Bank economist forecasts steady 2002 Alaska economy

The U.S. economy should rebound from recession next year while the Alaska market could hold steady, according to one U.S. economist.

Sung Won Sohn, chief economist for Wells Fargo Bank, believes that Alaska should post job growth of 1.7 percent this year and 1 percent for 2002. Sohn spoke Nov. 30 at the Sheraton Anchorage Hotel during the Resource Development Council for Alaska Inc.’s annual conference.

"My conclusion about the Alaska economy is that the U.S. economy may be in recession, but the Alaska economy is not," Sohn said.

Sohn, who studied at the University of Pittsburgh and at Harvard Business School, once served as chief economist on President Nixon’s Council of Economic Advisers. He joined Wells Fargo in 1974. Sohn is now based in Minneapolis.

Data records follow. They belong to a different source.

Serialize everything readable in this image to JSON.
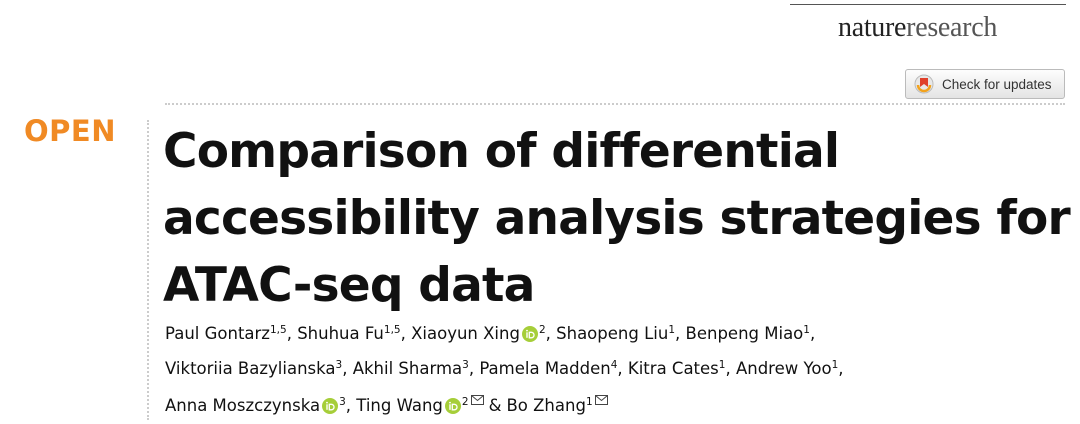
{
  "header": {
    "publisher": {
      "nature": "nature",
      "research": "research"
    },
    "updates_button": "Check for updates"
  },
  "badge": "OPEN",
  "title_lines": [
    "Comparison of differential",
    "accessibility analysis strategies for",
    "ATAC-seq data"
  ],
  "separator": ",",
  "conjunction": "&",
  "author_lines": [
    [
      {
        "name": "Paul Gontarz",
        "affiliations": "1,5"
      },
      {
        "name": "Shuhua Fu",
        "affiliations": "1,5"
      },
      {
        "name": "Xiaoyun Xing",
        "affiliations": "2",
        "orcid": true
      },
      {
        "name": "Shaopeng Liu",
        "affiliations": "1"
      },
      {
        "name": "Benpeng Miao",
        "affiliations": "1"
      }
    ],
    [
      {
        "name": "Viktoriia Bazylianska",
        "affiliations": "3"
      },
      {
        "name": "Akhil Sharma",
        "affiliations": "3"
      },
      {
        "name": "Pamela Madden",
        "affiliations": "4"
      },
      {
        "name": "Kitra Cates",
        "affiliations": "1"
      },
      {
        "name": "Andrew Yoo",
        "affiliations": "1"
      }
    ],
    [
      {
        "name": "Anna Moszczynska",
        "affiliations": "3",
        "orcid": true
      },
      {
        "name": "Ting Wang",
        "affiliations": "2",
        "orcid": true,
        "corresponding": true
      },
      {
        "name": "Bo Zhang",
        "affiliations": "1",
        "corresponding": true
      }
    ]
  ]
}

He cited strengths of the Alaska economy including a relatively low unemployment rate. Major projects like a proposed national missile defense system and drilling on part of the Arctic National Wildlife Refuge could help the state, he said.

Alaska may see challenges, though, in the coming year, he noted. A tight labor market restricts job increases, he said. Declining oil prices also will have an affect, Sohn said.

Tourism in Alaska may see a slowdown next summer because many people are hesitant to fly following the terrorist attacks.

"Next spring things might be different, and they might come to Alaska anyway. Right now people are afraid to fly," he said.

Alaska’s total exports could see changes due to a struggling economy in Japan, which accounts for 52 percent of the state’s exports, Sohn said.

Decisions around the world affect the Alaska economy, he said. A resource-based economy is influenced by price swings for oil or seafood, he said.

Nationally, Sohn expects the economy to turn around, perhaps beginning in the first quarter of 2002 and at least by midyear.

"I don’t believe the economy is in such bad shape," he said.

One reason Sohn believes in economic rebound is due to a low U.S. jobless rate of 5.4 percent, compared with 11 percent in 1982 or 8 percent during the last recession in 1990.

Also, economic stimulus by the government will help, he said.

Interest rate cuts from the Federal Reserve Board also aid Americans, and Sohn expects future cuts, although interest rates could climb by the second half of 2002.

Declining oil prices affect Alaska’s economy but are a boon to the rest of the country, he said.

"The bottom line is as you look at the U.S. economic growth you should see growth for the first quarter of next year," Sohn said, contrasting that expectation with the current recession.